In [157]:
#!/usr/bin/python

import numpy
import random

def split(labels, ratio_t, ratio_v, mode, shuffle=True):
    """ Splits the input labels into training, validation and testing
    and returns the corresponding indices
    Params
    ------------
    ratio_t: float [0,1]
        Ratio of training instances
    ratio_v: float[0, 1]
        Ratio of validation instances
    mode: string
        How to split the data:
            - random: Randomly assigns instances to each set. Uses all instances
            - same: All classes are assigned the same number of instances in
                each set. It is bounded by the less common class.
            - ratio: Preserves the ratio of the classes in the original set.
    respect_ratio: boolean
        Whether to respect the ratio of classes in the original dataset
    shuffle:boolean
        Whether to shuffle final indices at the end """

    _check_ratio(ratio_t)
    _check_ratio(ratio_v)

    # Get stats from classes
    vals = numpy.unique(labels)
    positions = { i: numpy.where(labels == i)[0] for i in vals}

    if mode == 'same':
        tr, v, t = _split_same(positions, ratio_t, ratio_v)
    elif mode == 'ratio':
        tr, v, t = _split_ratio(positions, ratio_t, ratio_v)
    elif mode == 'random':
        tr, v, t = _split_random(labels, ratio_t, ratio_v)
    else:
        raise ValueError('Unknown split mode {}'.format(mode))

    if shuffle is True:
        random.shuffle(tr)
        random.shuffle(v)
        random.shuffle(t)
    
    return tr, v, t


def _split_random(labels, ratio_t, ratio_v):
    """ Splits the data into sets in a random fashion """
    ct = int(numpy.floor(len(labels) * ratio_t))
    vt = int(numpy.floor(len(labels) * ratio_v))
    perm = numpy.random.permutation(len(labels))
    return perm[0:ct], perm[ct:(ct + vt)], perm[(ct + vt):]

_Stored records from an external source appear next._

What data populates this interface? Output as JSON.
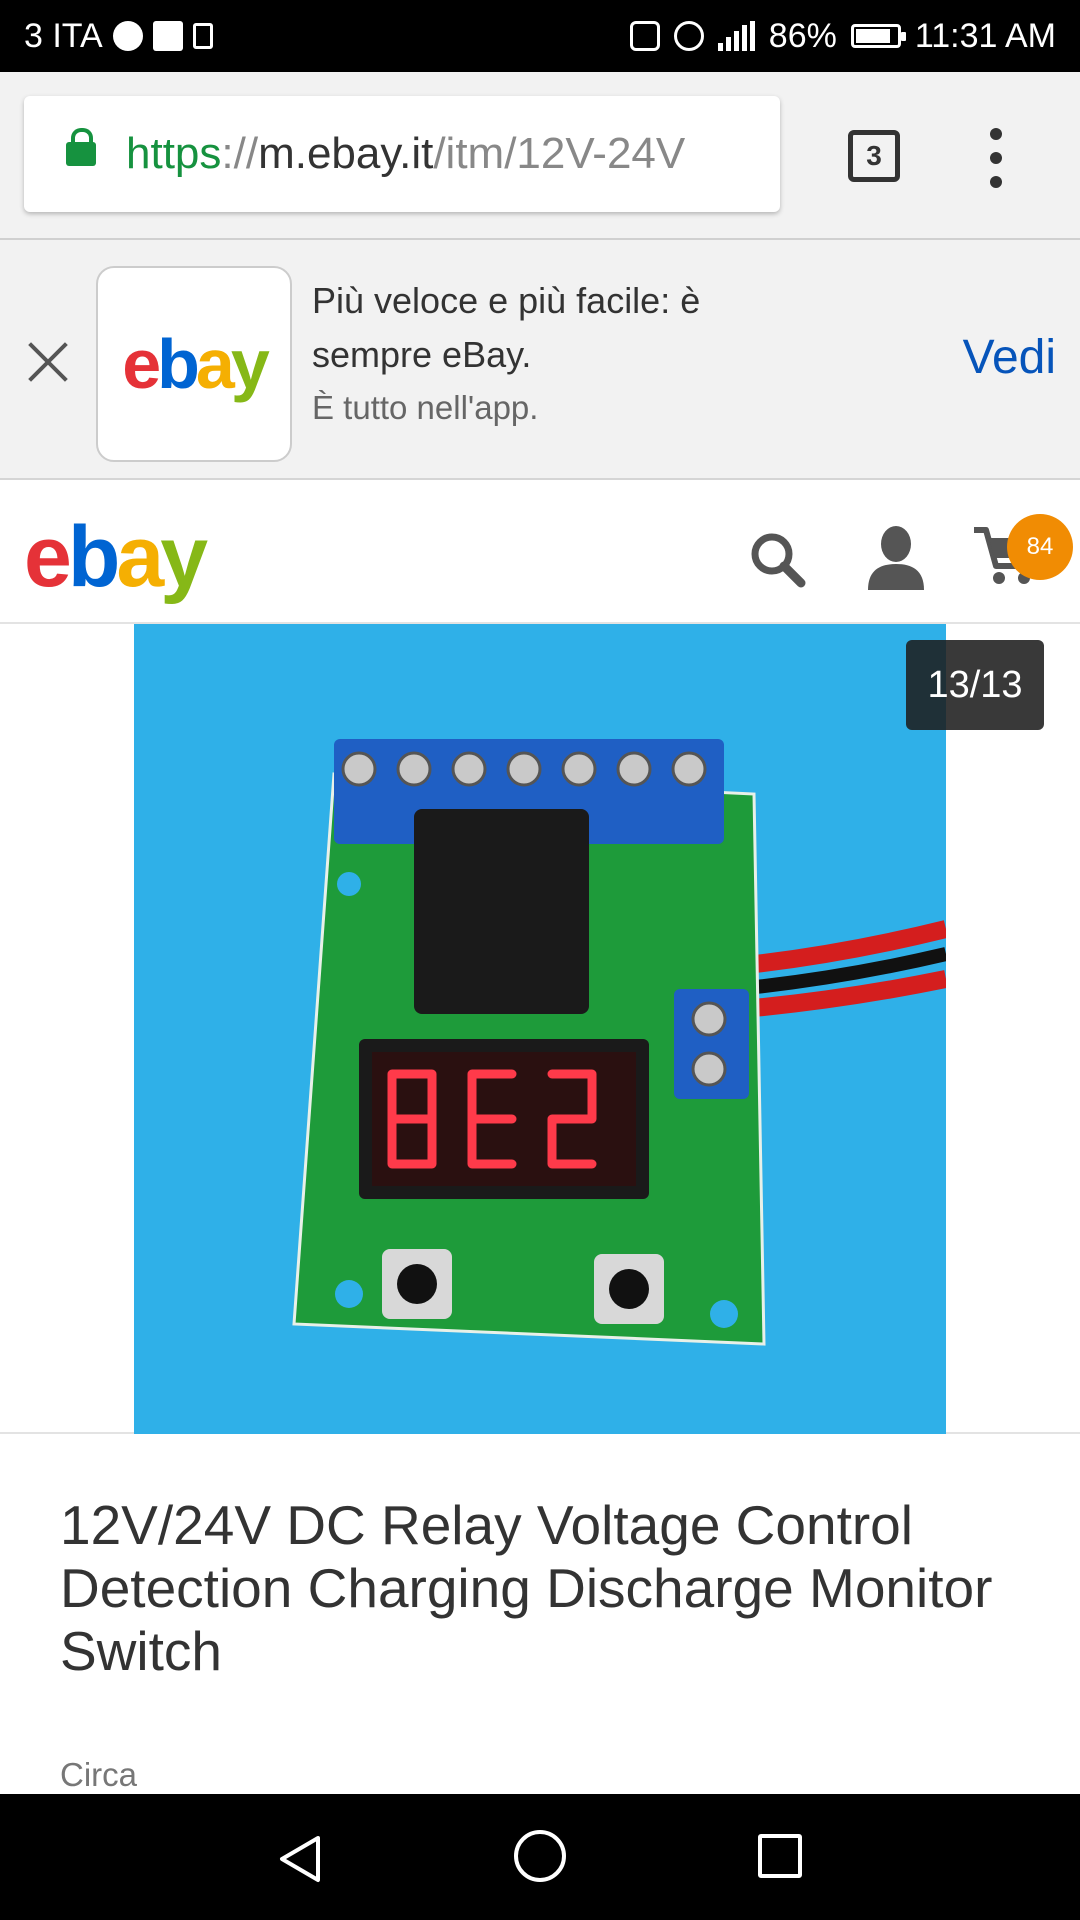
{
  "status_bar": {
    "carrier": "3 ITA",
    "battery": "86%",
    "battery_level": 0.86,
    "time": "11:31 AM",
    "icons": [
      "navigation-icon",
      "gmail-icon",
      "upload-icon",
      "nfc-icon",
      "alarm-icon",
      "signal-icon",
      "battery-icon"
    ]
  },
  "browser": {
    "url_scheme": "https",
    "url_sep": "://",
    "url_host": "m.ebay.it",
    "url_path": "/itm/12V-24V",
    "tab_count": "3"
  },
  "app_banner": {
    "line1": "Più veloce e più facile: è sempre eBay.",
    "line2": "È tutto nell'app.",
    "action": "Vedi",
    "logo": {
      "e": "e",
      "b": "b",
      "a": "a",
      "y": "y"
    }
  },
  "header": {
    "logo": {
      "e": "e",
      "b": "b",
      "a": "a",
      "y": "y"
    },
    "cart_count": "84"
  },
  "gallery": {
    "counter": "13/13"
  },
  "product": {
    "title": "12V/24V DC Relay Voltage Control Detection Charging Discharge Monitor Switch",
    "circa_label": "Circa"
  },
  "colors": {
    "ebay_red": "#e53238",
    "ebay_blue": "#0654ba",
    "ebay_yellow": "#f5af02",
    "ebay_green": "#86b817",
    "badge_orange": "#f18c03",
    "secure_green": "#16923f"
  }
}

def _split_ratio(positions, ratio_t, ratio_v):
    """ Given the positions for each class, splits data preserving
    the class ratio in the original set
    Params
    ---------
    positions: dict
        Key is the label identifier and each entry contains
        the positions in the original dataset
    ratio_t: float
        Training ratio
    ratio_v: float
        Validation ratio
    """

    train, val, test = [[]] * 3
    for i in positions.keys():
        # Split permutation so each class is split according to 
        # the original distribution
        perm = numpy.random.permutation(len(positions[i]))
        ct = int(numpy.floor(len(perm) * ratio_t))
        cv = int(numpy.floor(len(perm) * ratio_v))
        cte = len(perm) - cv - ct
        # Concat results
        train = train + positions[i][perm[0:ct]].tolist()
        val = val + positions[i][perm[ct:(ct + cv)]].tolist()
        test = test + positions[i][perm[(ct + cv):(ct + cv + cte)]].tolist()
    return numpy.asarray(train), numpy.asarray(val), numpy.asarray(test)

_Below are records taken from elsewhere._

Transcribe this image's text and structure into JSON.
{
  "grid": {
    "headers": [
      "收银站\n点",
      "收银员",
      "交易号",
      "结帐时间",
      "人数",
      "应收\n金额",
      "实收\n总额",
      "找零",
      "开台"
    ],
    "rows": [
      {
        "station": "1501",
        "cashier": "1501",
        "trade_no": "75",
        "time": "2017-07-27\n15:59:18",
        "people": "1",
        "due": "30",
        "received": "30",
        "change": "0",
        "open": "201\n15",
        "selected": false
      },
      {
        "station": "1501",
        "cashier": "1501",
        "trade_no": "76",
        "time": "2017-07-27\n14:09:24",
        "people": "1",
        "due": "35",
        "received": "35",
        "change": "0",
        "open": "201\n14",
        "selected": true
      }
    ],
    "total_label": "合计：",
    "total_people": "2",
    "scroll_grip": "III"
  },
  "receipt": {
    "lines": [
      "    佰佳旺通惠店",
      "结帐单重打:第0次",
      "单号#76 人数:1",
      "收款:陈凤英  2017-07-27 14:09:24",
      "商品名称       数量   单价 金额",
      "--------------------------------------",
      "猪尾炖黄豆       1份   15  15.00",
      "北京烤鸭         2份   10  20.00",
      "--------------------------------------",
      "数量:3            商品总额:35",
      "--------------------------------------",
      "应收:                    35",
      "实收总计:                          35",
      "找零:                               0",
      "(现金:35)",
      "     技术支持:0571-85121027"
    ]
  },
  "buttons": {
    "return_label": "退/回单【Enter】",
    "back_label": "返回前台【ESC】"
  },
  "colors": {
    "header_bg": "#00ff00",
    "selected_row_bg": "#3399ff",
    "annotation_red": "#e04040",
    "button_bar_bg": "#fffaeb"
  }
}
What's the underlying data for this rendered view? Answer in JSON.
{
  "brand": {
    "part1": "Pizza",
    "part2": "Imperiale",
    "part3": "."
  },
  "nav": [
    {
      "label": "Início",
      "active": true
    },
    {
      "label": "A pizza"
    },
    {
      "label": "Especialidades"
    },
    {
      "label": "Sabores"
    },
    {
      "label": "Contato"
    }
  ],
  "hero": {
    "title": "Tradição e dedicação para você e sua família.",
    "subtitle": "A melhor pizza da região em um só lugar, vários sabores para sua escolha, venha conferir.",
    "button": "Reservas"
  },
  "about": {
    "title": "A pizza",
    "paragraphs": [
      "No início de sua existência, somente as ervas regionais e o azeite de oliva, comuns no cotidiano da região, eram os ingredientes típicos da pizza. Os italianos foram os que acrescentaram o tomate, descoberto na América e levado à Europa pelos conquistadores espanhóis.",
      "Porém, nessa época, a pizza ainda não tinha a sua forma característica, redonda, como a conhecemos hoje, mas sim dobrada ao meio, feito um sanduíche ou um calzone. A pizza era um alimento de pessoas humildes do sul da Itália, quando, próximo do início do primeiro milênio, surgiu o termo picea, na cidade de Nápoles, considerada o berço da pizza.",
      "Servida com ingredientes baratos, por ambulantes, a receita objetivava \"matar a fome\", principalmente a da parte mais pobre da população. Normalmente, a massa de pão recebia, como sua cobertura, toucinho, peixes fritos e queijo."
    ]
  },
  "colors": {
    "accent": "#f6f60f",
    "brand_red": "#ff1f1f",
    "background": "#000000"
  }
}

def _split_same(positions, ratio_t, ratio_v):
    """ Given the positions for each class, balances the class instances
    for training, validation and testing 
    Params
    ---------
    positions: dict
        Key is the label identifier and each entry contains
        the positions in the original dataset
    ratio_t: float
        Training ratio
    ratio_v: float
        Validation ratio
    """

    # Get minimum represented class
    counts = { i: len(positions[i]) for i in positions.keys()}
    per_class = min(counts.values())
    train, val, test = [[]] * 3
    # Split data so each class is taken 'per_class' instances
    ct = int(numpy.ceil(per_class * ratio_t))
    cv = int(numpy.ceil(per_class * ratio_v))
    cte = per_class - ct - cv
    # Iterate through classes so all classes have the same
    # number of instances in each set
    for i in positions.keys():
        perm = numpy.random.permutation(len(positions[i]))
        train = train + positions[i][perm[0:ct]].tolist()
        val = val + positions[i][perm[ct:(ct + cv)]].tolist()
        test = test + positions[i][perm[(ct + cv):(ct + cv + cte)]].tolist()
    return numpy.asarray(train), numpy.asarray(val), numpy.asarray(test)


def _check_ratio(r):
    if r < 0.0 or r > 1.0:
        raise ValueError('Ratio must be between 0 and 1, both included')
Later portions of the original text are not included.